Score-informed syllable segmentation for a cappella singing voice with convolutional neural networks
This addresses a domain-specific challenge in music information retrieval for jingju singing, with incremental improvements in segmentation techniques.
The paper tackles the problem of segmenting jingju a cappella singing phrases into syllables by proposing a score-informed method using convolutional neural networks and a Viterbi algorithm, which outperforms the state-of-the-art in segmentation accuracy.

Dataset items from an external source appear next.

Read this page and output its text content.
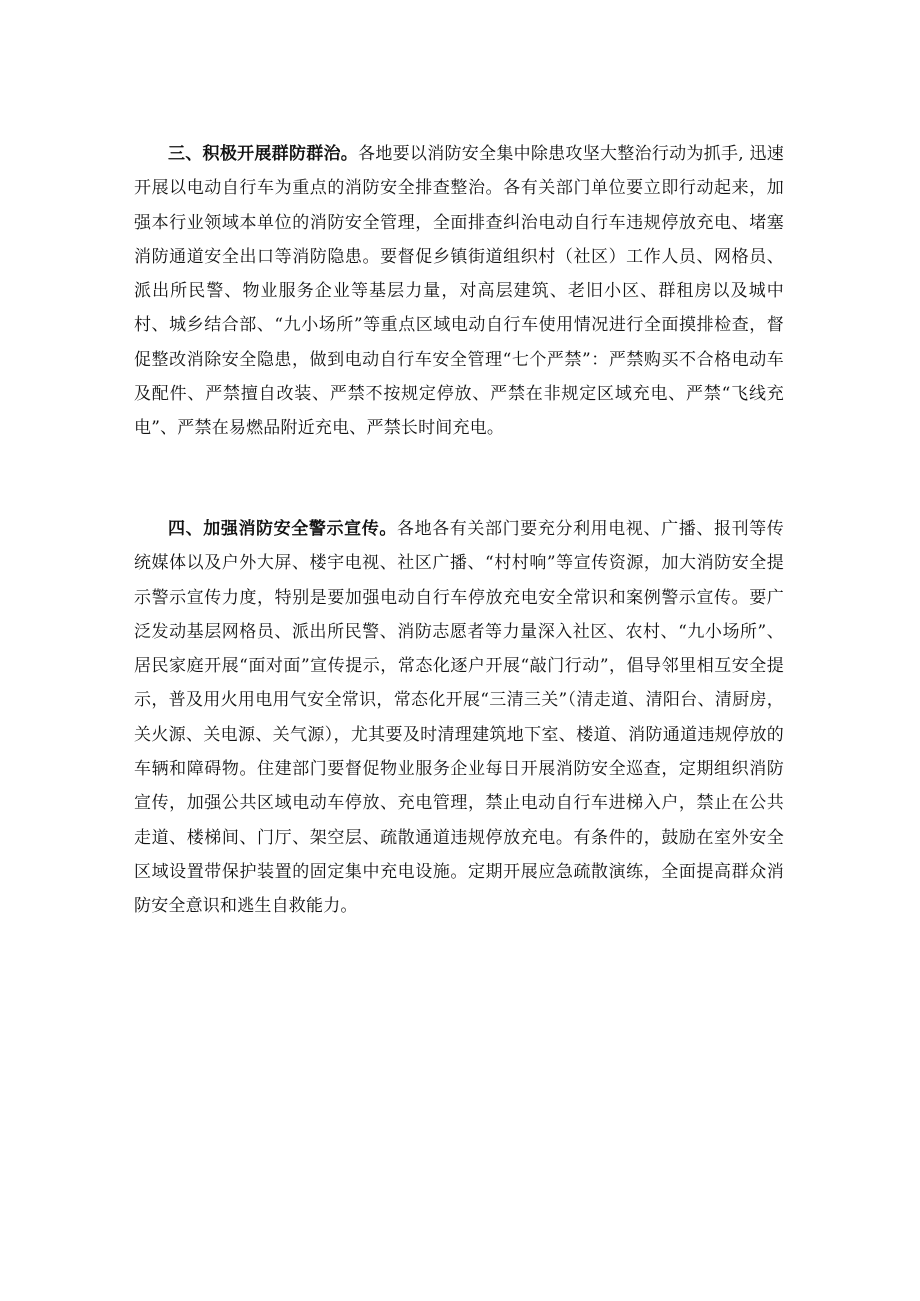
三、积极开展群防群治。各地要以消防安全集中除患攻坚大整治行动为抓手, 迅速开展以电动自行车为重点的消防安全排查整治。各有关部门单位要立即行动起来，加强本行业领域本单位的消防安全管理，全面排查纠治电动自行车违规停放充电、堵塞消防通道安全出口等消防隐患。要督促乡镇街道组织村（社区）工作人员、网格员、派出所民警、物业服务企业等基层力量，对高层建筑、老旧小区、群租房以及城中村、城乡结合部、“九小场所”等重点区域电动自行车使用情况进行全面摸排检查，督促整改消除安全隐患，做到电动自行车安全管理“七个严禁”：严禁购买不合格电动车及配件、严禁擅自改装、严禁不按规定停放、严禁在非规定区域充电、严禁“飞线充电”、严禁在易燃品附近充电、严禁长时间充电。

四、加强消防安全警示宣传。各地各有关部门要充分利用电视、广播、报刊等传统媒体以及户外大屏、楼宇电视、社区广播、“村村响”等宣传资源，加大消防安全提示警示宣传力度，特别是要加强电动自行车停放充电安全常识和案例警示宣传。要广泛发动基层网格员、派出所民警、消防志愿者等力量深入社区、农村、“九小场所”、居民家庭开展“面对面”宣传提示，常态化逐户开展“敲门行动”，倡导邻里相互安全提示，普及用火用电用气安全常识，常态化开展“三清三关”（清走道、清阳台、清厨房，关火源、关电源、关气源），尤其要及时清理建筑地下室、楼道、消防通道违规停放的车辆和障碍物。住建部门要督促物业服务企业每日开展消防安全巡查，定期组织消防宣传，加强公共区域电动车停放、充电管理，禁止电动自行车进梯入户，禁止在公共走道、楼梯间、门厅、架空层、疏散通道违规停放充电。有条件的，鼓励在室外安全区域设置带保护装置的固定集中充电设施。定期开展应急疏散演练，全面提高群众消防安全意识和逃生自救能力。
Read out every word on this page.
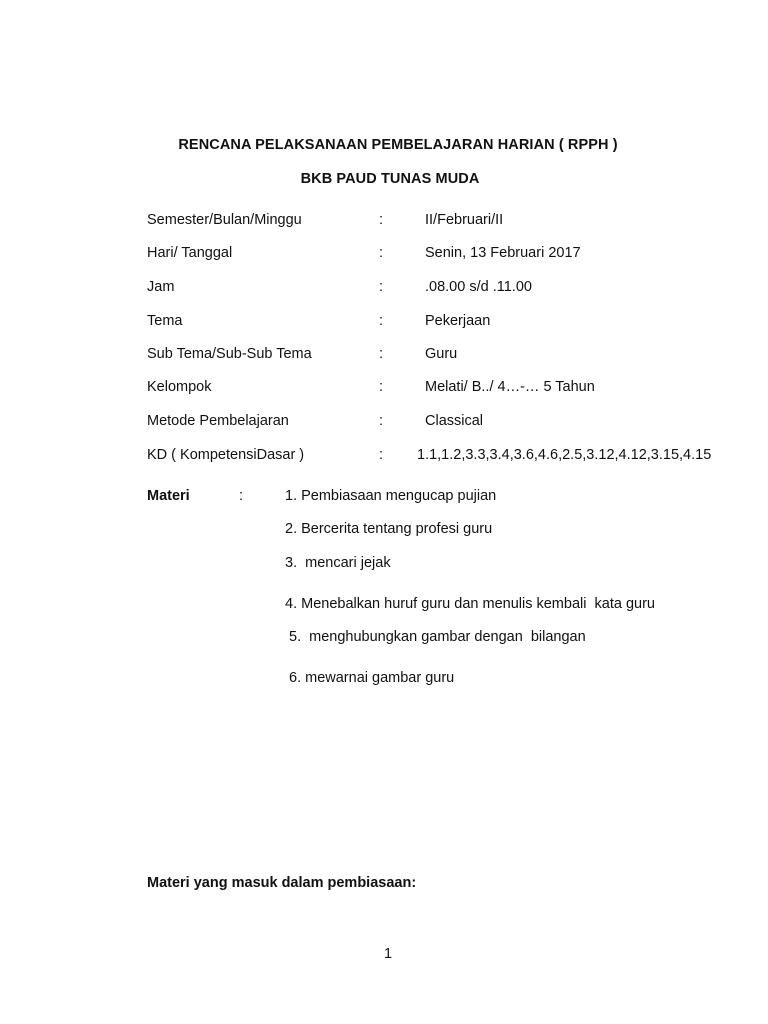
RENCANA PELAKSANAAN PEMBELAJARAN HARIAN ( RPPH )
BKB PAUD TUNAS MUDA
Semester/Bulan/Minggu	:	II/Februari/II
Hari/ Tanggal	:	Senin, 13 Februari 2017
Jam	:	.08.00 s/d .11.00
Tema	:	Pekerjaan
Sub Tema/Sub-Sub Tema	:	Guru
Kelompok	:	Melati/ B../ 4…-… 5 Tahun
Metode Pembelajaran	:	Classical
KD ( KompetensiDasar )	: 1.1,1.2,3.3,3.4,3.6,4.6,2.5,3.12,4.12,3.15,4.15
Materi	:	1. Pembiasaan mengucap pujian
2. Bercerita tentang profesi guru
3.  mencari jejak
4. Menebalkan huruf guru dan menulis kembali  kata guru
5.  menghubungkan gambar dengan  bilangan
6. mewarnai gambar guru
Materi yang masuk dalam pembiasaan:
1
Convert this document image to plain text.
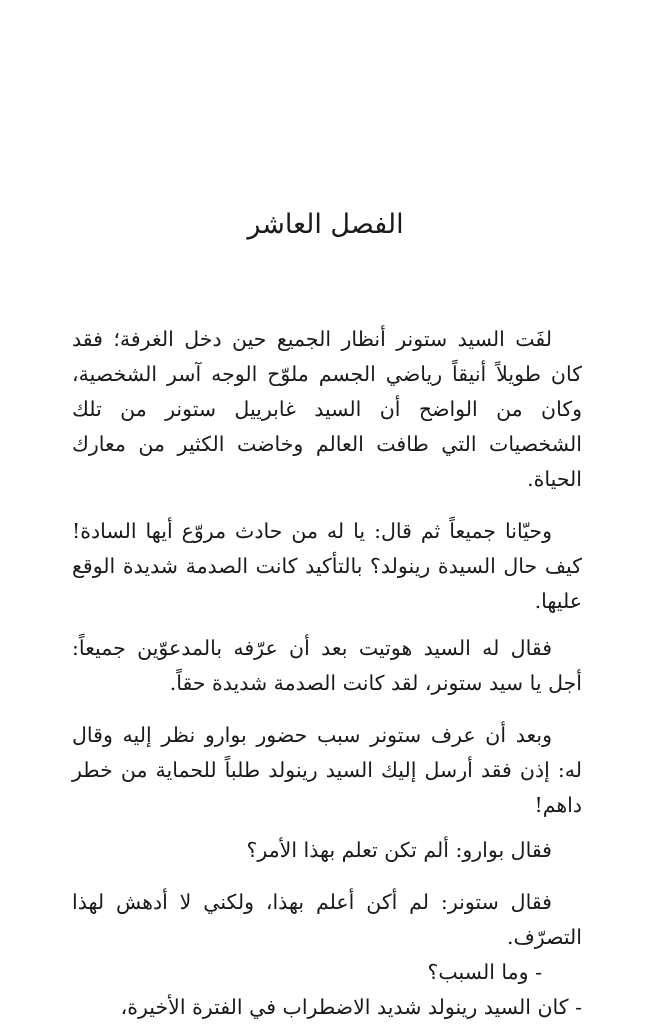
الفصل العاشر

لفَت السيد ستونر أنظار الجميع حين دخل الغرفة؛ فقد كان طويلاً أنيقاً رياضي الجسم ملوّح الوجه آسر الشخصية، وكان من الواضح أن السيد غابرييل ستونر من تلك الشخصيات التي طافت العالم وخاضت الكثير من معارك الحياة.

وحيّانا جميعاً ثم قال: يا له من حادث مروّع أيها السادة! كيف حال السيدة رينولد؟ بالتأكيد كانت الصدمة شديدة الوقع عليها.

فقال له السيد هوتيت بعد أن عرّفه بالمدعوّين جميعاً: أجل يا سيد ستونر، لقد كانت الصدمة شديدة حقاً.

وبعد أن عرف ستونر سبب حضور بوارو نظر إليه وقال له: إذن فقد أرسل إليك السيد رينولد طلباً للحماية من خطر داهم!

فقال بوارو: ألم تكن تعلم بهذا الأمر؟

فقال ستونر: لم أكن أعلم بهذا، ولكني لا أدهش لهذا التصرّف.

- وما السبب؟

- كان السيد رينولد شديد الاضطراب في الفترة الأخيرة،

This paper introduces a new score-informed method for the segmentation of jingju a cappella singing phrase into syllables. The proposed method estimates the most likely sequence of syllable boundaries given the estimated syllable onset detection function (ODF) and its score. Throughout the paper, we first examine the jingju syllables structure and propose a definition of the term "syllable onset". Then, we identify which are the challenges that jingju a cappella singing poses. Further, we investigate how to improve the syllable ODF estimation with convolutional neural networks (CNNs). We propose a novel CNN architecture that allows to efficiently capture different time-frequency scales for estimating syllable onsets. In addition, we propose using a score-informed Viterbi algorithm -instead of thresholding the onset function-, because the available musical knowledge we have (the score) can be used to inform the Viterbi algorithm in order to overcome the identified challenges. The proposed method outperforms the state-of-the-art in syllable segmentation for jingju a cappella singing. We further provide an analysis of the segmentation errors which points possible research directions.